DX Unified Infrastructure Management

  • 1.  Monitoring a floating process

    Posted May 07, 2009 04:28 AM
    I am trying to set up monitoring on serveral processes that may float on any one of 6 Linux servers which are clustered together.  I need to trigger an alert if a process is not running on any of the 6.  It has been suggested usuing a NAS script.  I have very little experience writing these types of scripts.  Can someone please point me in the right direction.

    Thanks


  • 2.  Monitoring a floating process

    Posted May 07, 2009 11:25 AM
    You could definitely do this in a NAS script, but you might be able to do it with triggers, which is probably simpler if it does what you need.  Here is what I am picturing:
    • Create six triggers for the process down alarm, one for each host
    • Create an AO profile that fires when all six triggers are active
    • Have the profile create a new alarm that says the process is down on all hosts
    If you do not want to see the individual alarms in the alarm list, you should be able to create a preprocessing rule that makes them invisible when they arrive at the NAS.  They should still activate triggers even when they are invisible.

    Does that make sense?

    Regards,
    Keith


  • 3.  Monitoring a floating process

    Posted May 07, 2009 01:55 PM
    Michael,
    I would go with Keith's suggested use of 6 triggers (one per host/process) and an AO profile that will evaluate them and create a new alarm. I would add that, if you set the incoming alerts to invisible, then I would set the visibility criteria on the trigger definition to invisible rather than the default "ignore". If there are other AO profiles that have the visibility criteria set to "ignore", that might get triggered by the incoming process related alerts (even though invisible) then the criteria shoule be set to "visible". From what I understand from the post, at any given time there would be 5 triggers that are "True" when the situation is normal and only when the process isn't running anywhere would there be 6 "True" conditions, so this should work.Give it a try and lst us know if it doesn't fit the bill.

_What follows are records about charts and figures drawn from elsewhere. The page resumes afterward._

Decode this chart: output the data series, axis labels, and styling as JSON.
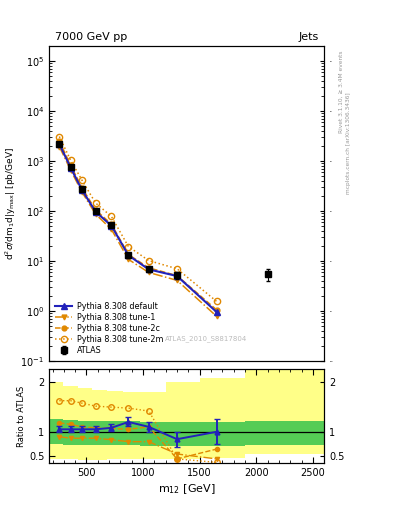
{
  "title_left": "7000 GeV pp",
  "title_right": "Jets",
  "right_label1": "Rivet 3.1.10, ≥ 3.4M events",
  "right_label2": "mcplots.cern.ch [arXiv:1306.3436]",
  "watermark": "ATLAS_2010_S8817804",
  "color_blue": "#2222bb",
  "color_orange": "#e08800",
  "color_yellow": "#ffff88",
  "color_green": "#55cc55",
  "x_pts": [
    260,
    360,
    460,
    580,
    720,
    870,
    1050,
    1300,
    1650,
    2100
  ],
  "atlas_y": [
    2200,
    750,
    270,
    100,
    52,
    13,
    6.8,
    5.2,
    null,
    5.5
  ],
  "atlas_ye": [
    200,
    65,
    24,
    9,
    5,
    1.5,
    0.9,
    0.8,
    null,
    1.5
  ],
  "py_def_y": [
    2200,
    740,
    265,
    97,
    51,
    13.0,
    6.8,
    5.0,
    0.95,
    null
  ],
  "py_t1_y": [
    1950,
    660,
    240,
    87,
    43,
    10.8,
    5.9,
    4.1,
    0.78,
    null
  ],
  "py_t2c_y": [
    2550,
    820,
    295,
    105,
    55,
    13.5,
    7.3,
    5.1,
    1.05,
    null
  ],
  "py_t2m_y": [
    3100,
    1040,
    415,
    145,
    78,
    19.5,
    10.2,
    7.0,
    1.55,
    null
  ],
  "ratio_x": [
    260,
    360,
    460,
    580,
    720,
    870,
    1050,
    1300,
    1650
  ],
  "ratio_def": [
    1.05,
    1.05,
    1.05,
    1.05,
    1.08,
    1.2,
    1.1,
    0.85,
    1.0
  ],
  "ratio_def_e": [
    0.06,
    0.06,
    0.06,
    0.06,
    0.07,
    0.09,
    0.1,
    0.15,
    0.25
  ],
  "ratio_t1": [
    0.9,
    0.87,
    0.87,
    0.87,
    0.84,
    0.8,
    0.8,
    0.55,
    0.45
  ],
  "ratio_t2c": [
    1.18,
    1.15,
    1.1,
    1.08,
    1.07,
    1.05,
    1.1,
    0.45,
    0.65
  ],
  "ratio_t2m": [
    1.63,
    1.63,
    1.58,
    1.52,
    1.5,
    1.48,
    1.42,
    0.45,
    0.38
  ],
  "band_edges": [
    170,
    295,
    425,
    545,
    680,
    820,
    975,
    1200,
    1500,
    1900,
    2600
  ],
  "yel_lo": [
    0.45,
    0.44,
    0.43,
    0.43,
    0.44,
    0.44,
    0.44,
    0.44,
    0.46,
    0.55
  ],
  "yel_hi": [
    2.0,
    1.92,
    1.88,
    1.85,
    1.82,
    1.8,
    1.8,
    2.0,
    2.1,
    2.25
  ],
  "grn_lo": [
    0.75,
    0.74,
    0.73,
    0.73,
    0.73,
    0.73,
    0.72,
    0.71,
    0.72,
    0.74
  ],
  "grn_hi": [
    1.25,
    1.24,
    1.22,
    1.21,
    1.21,
    1.21,
    1.2,
    1.19,
    1.19,
    1.22
  ]
}
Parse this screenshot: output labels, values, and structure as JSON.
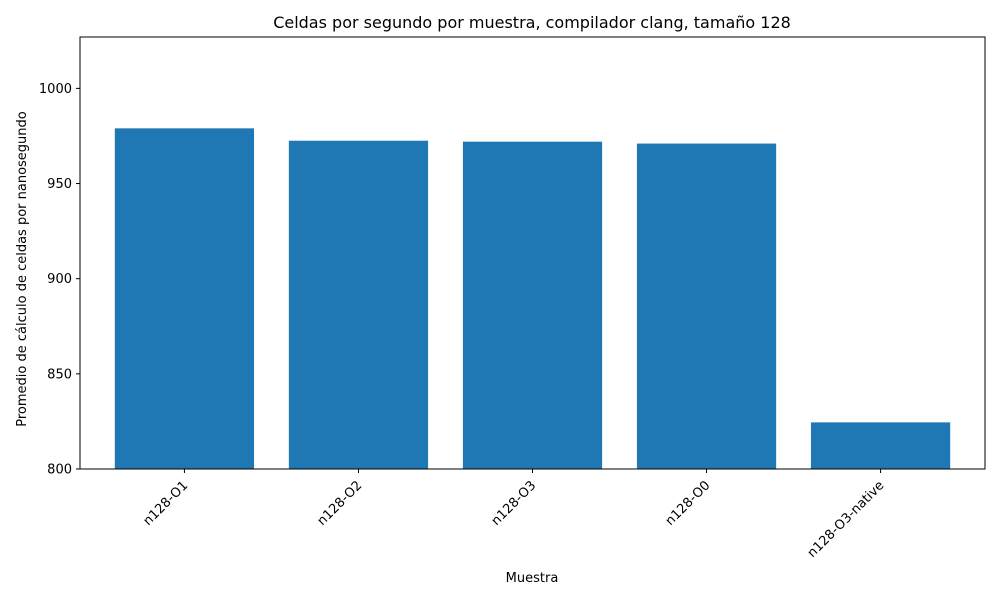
{
  "chart_data": {
    "type": "bar",
    "title": "Celdas por segundo por muestra, compilador clang, tamaño 128",
    "xlabel": "Muestra",
    "ylabel": "Promedio de cálculo de celdas por nanosegundo",
    "categories": [
      "n128-O1",
      "n128-O2",
      "n128-O3",
      "n128-O0",
      "n128-O3-native"
    ],
    "values": [
      979,
      972.5,
      972,
      971,
      824.5
    ],
    "ylim": [
      800,
      1027
    ],
    "yticks": [
      800,
      850,
      900,
      950,
      1000
    ],
    "bar_color": "#1f77b4",
    "grid": false,
    "xtick_rotation_deg": 45
  }
}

  • 4.  Monitoring a floating process

    Posted May 08, 2009 06:07 AM
    Thanks for the suggestions.  I will give it a try and let you know how it works out.

    Thanks

    Mike


  • 5.  Monitoring a floating process

    Posted May 12, 2009 05:45 AM
    The triggers seem to be working and the AO profile.  The alert created by the AO profile is only informational though.  I have tried to set it as critical but it always reverts back to informational.

    Any way around this?

    Thanks

    Mike


  • 6.  Monitoring a floating process

    Posted May 14, 2009 03:13 AM
    Mike,

    Which version of the NAS are you using?  I opened a support case last year for NAS 3.12 for this problem or one very similar.  It looks like I confirmed it was fixed in 3.14.  Of course, even 3.14 is a bit old already, so you would want to upgrade to someting newer.  We were using 3.14 until a few weeks ago, and then we upgraded to 3.23 (current beta).  If you are on robot 2.x, NAS 3.19 would be the equivalent version you could use (also beta).

    -Keith


  • 7.  Monitoring a floating process

    Posted May 21, 2009 06:03 AM
    Keith,

    I'm still on 3.12.  But I think the triggers and associated AO profiles are working well.  They need to be refined alittle, but I'm working on it.  I should upgrade to 3.14 anyway.

    Thanks

    Mike


  • 8.  Monitoring a floating process

    Posted May 21, 2009 01:47 PM
    Mike,

    If I recall correctly, I think the AO profiles might have worked okay if I changed the severity in the config file.  I am not 100% sure about that, but I think the problem with the severity setting came from the GUI and not the probe itself...

    -Keith